ITEP, quand le sexe s’en mêle

« Face à la violence verbale sexualisée d’enfants et de jeunes, les professionnels sont souvent démunis et en souffrance », souligne Carole Landelle, chargée de mission à l’IREPS Pays de la Loire, qui a participé à une action-recherche menée de 2012 à 2014 dans différents instituts thérapeutiques, éducatifs et pédagogiques (ITEP) en lien avec l’IREPS Picardie. « L’idée était d’accompagner des équipes via des temps de réflexion et de formation, tout en mettant en place des actions auprès de ces jeunes, qui souffrent de troubles du comportement, qui sont irritables, agressifs, violents. » Les violences verbales sexualisées, qui regroupent des propos tenus sous la forme d’injures, de menaces ou de récits de rapports sexuels, n’étaient cependant pas abordées de front, mais à travers des ateliers sur les compétences psychosociales.
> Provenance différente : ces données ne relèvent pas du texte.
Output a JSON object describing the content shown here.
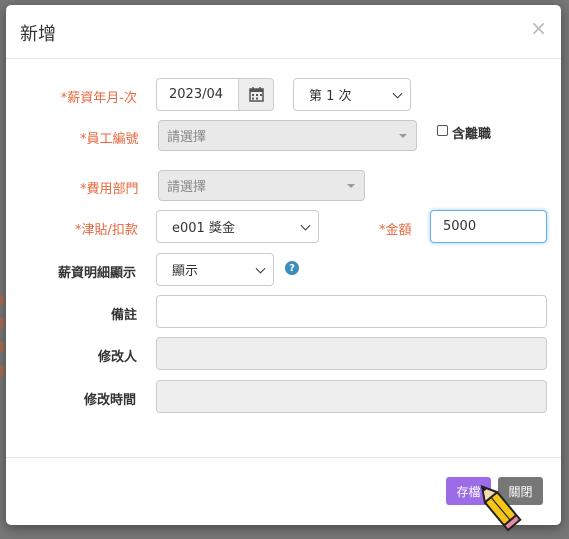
{
  "dialog": {
    "title": "新增",
    "close_glyph": "×"
  },
  "form": {
    "salary_month_label": "*薪資年月-次",
    "salary_month_value": "2023/04",
    "salary_seq_value": "第 1 次",
    "employee_label": "*員工編號",
    "employee_placeholder": "請選擇",
    "include_resigned_label": "含離職",
    "department_label": "*費用部門",
    "department_placeholder": "請選擇",
    "allowance_label": "*津貼/扣款",
    "allowance_value": "e001 獎金",
    "amount_label": "*金額",
    "amount_value": "5000",
    "detail_display_label": "薪資明細顯示",
    "detail_display_value": "顯示",
    "help_glyph": "?",
    "note_label": "備註",
    "note_value": "",
    "modified_by_label": "修改人",
    "modified_time_label": "修改時間"
  },
  "footer": {
    "save_label": "存檔",
    "close_label": "關閉"
  },
  "colors": {
    "save_button": "#9b6be8",
    "close_button": "#777777",
    "required_label": "#e8673c",
    "help_icon": "#3c8dbc"
  }
}
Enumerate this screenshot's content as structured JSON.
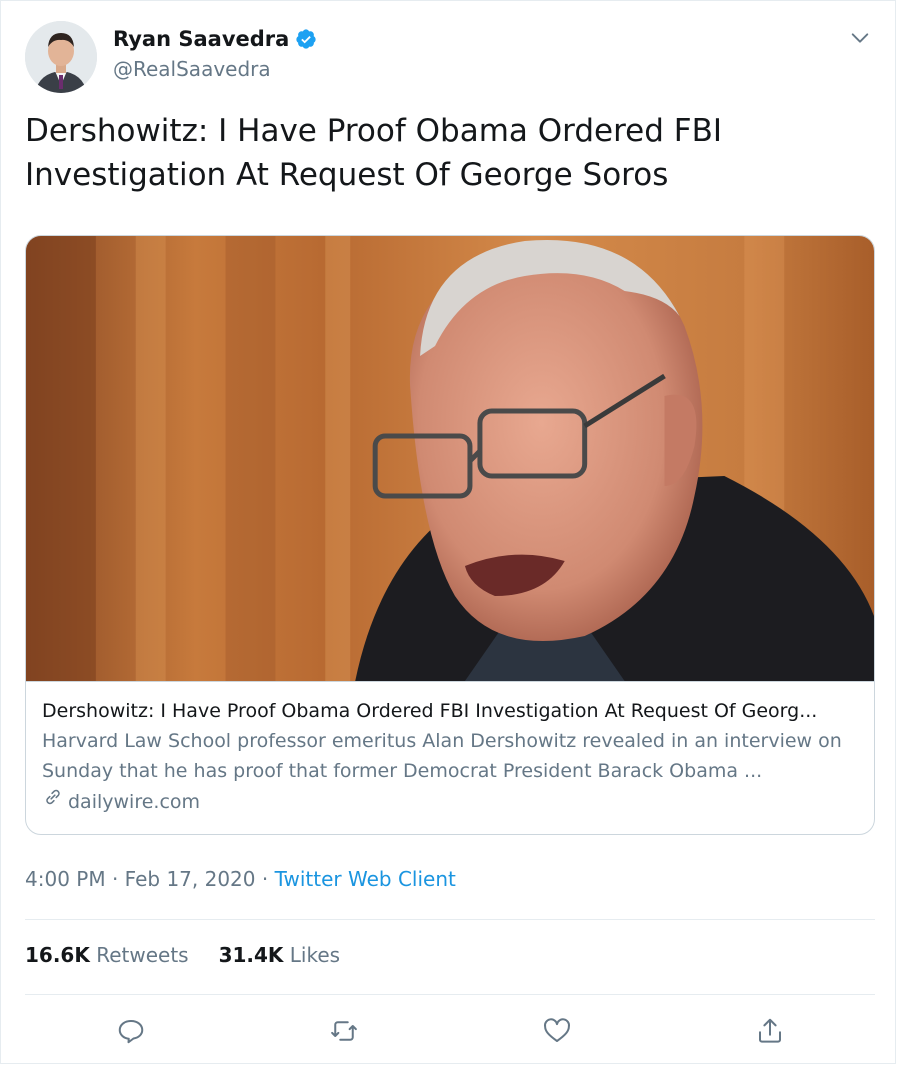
{
  "author": {
    "name": "Ryan Saavedra",
    "handle": "@RealSaavedra",
    "verified": true
  },
  "tweet": {
    "text": "Dershowitz: I Have Proof Obama Ordered FBI Investigation At Request Of George Soros"
  },
  "card": {
    "title": "Dershowitz: I Have Proof Obama Ordered FBI Investigation At Request Of Georg...",
    "description": "Harvard Law School professor emeritus Alan Dershowitz revealed in an interview on Sunday that he has proof that former Democrat President Barack Obama ...",
    "domain": "dailywire.com"
  },
  "meta": {
    "time": "4:00 PM",
    "separator": "·",
    "date": "Feb 17, 2020",
    "source": "Twitter Web Client"
  },
  "stats": {
    "retweets_count": "16.6K",
    "retweets_label": "Retweets",
    "likes_count": "31.4K",
    "likes_label": "Likes"
  },
  "icons": {
    "reply": "reply-icon",
    "retweet": "retweet-icon",
    "like": "heart-icon",
    "share": "share-icon",
    "verified": "verified-badge-icon",
    "caret": "chevron-down-icon",
    "link": "link-icon"
  },
  "colors": {
    "link": "#1b95e0",
    "secondary_text": "#657786",
    "verified": "#1da1f2",
    "border": "#e6ecf0"
  }
}
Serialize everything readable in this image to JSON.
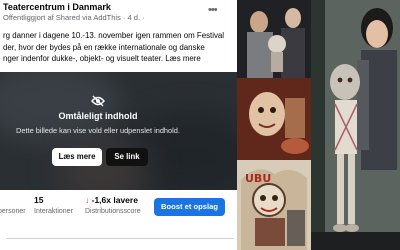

A l’aide d’outils ludiques, interactifs, et en coanimation avec les éducateurs des ITEP, l’expérimentation a porté sur la connaissance de soi, dans une optique de valorisation, sur les émotions, les ressentis corporels, les conflits… Si la formule ne paraît pas convenir à tous les profils d’enfants, car elle augmente le trouble de certains, le travail sur les émotions a toutefois séduit nombre d’entre eux, qui s’y sont beaucoup investis. « Des séances ont aussi porté sur les insultes, qui sont à 80 % sexualisées, même si les jeunes ne les interprètent pas forcément ainsi, car pour eux, elles sont d’abord blessantes », précise Carole Landelle. En lien avec une médecin sexologue, il a été observé que développer des programmes d’éducation à la vie affective et sexuelle serait profitable. Si ces violences verbales peuvent en effet découler de stéréotypes et d’effets de langage, chez les jeunes en ITEP en particulier, du fait de leur parcours difficile, elles cachent souvent, poursuit-elle, « des troubles de la sexualité. Or les jeunes ne sont que rarement accompagnés sur ce plan. »

Notes

(1) Coécrit par Claudine Moïse, Emmanuel Meunier et Christina Romain – Ed. Bréal, 2015.

(2) www.violenceverbale.fr. Créé par des chercheuses en sciences du langage, le groupe s’intéresse à la violence verbale dans divers contextes interactionnels : violence scolaire, genrée, médiatique… Il organise des formations et a édité le DVD « Violence verbale, fulgurances au quotidien » (CRDP, Montpellier, 2012).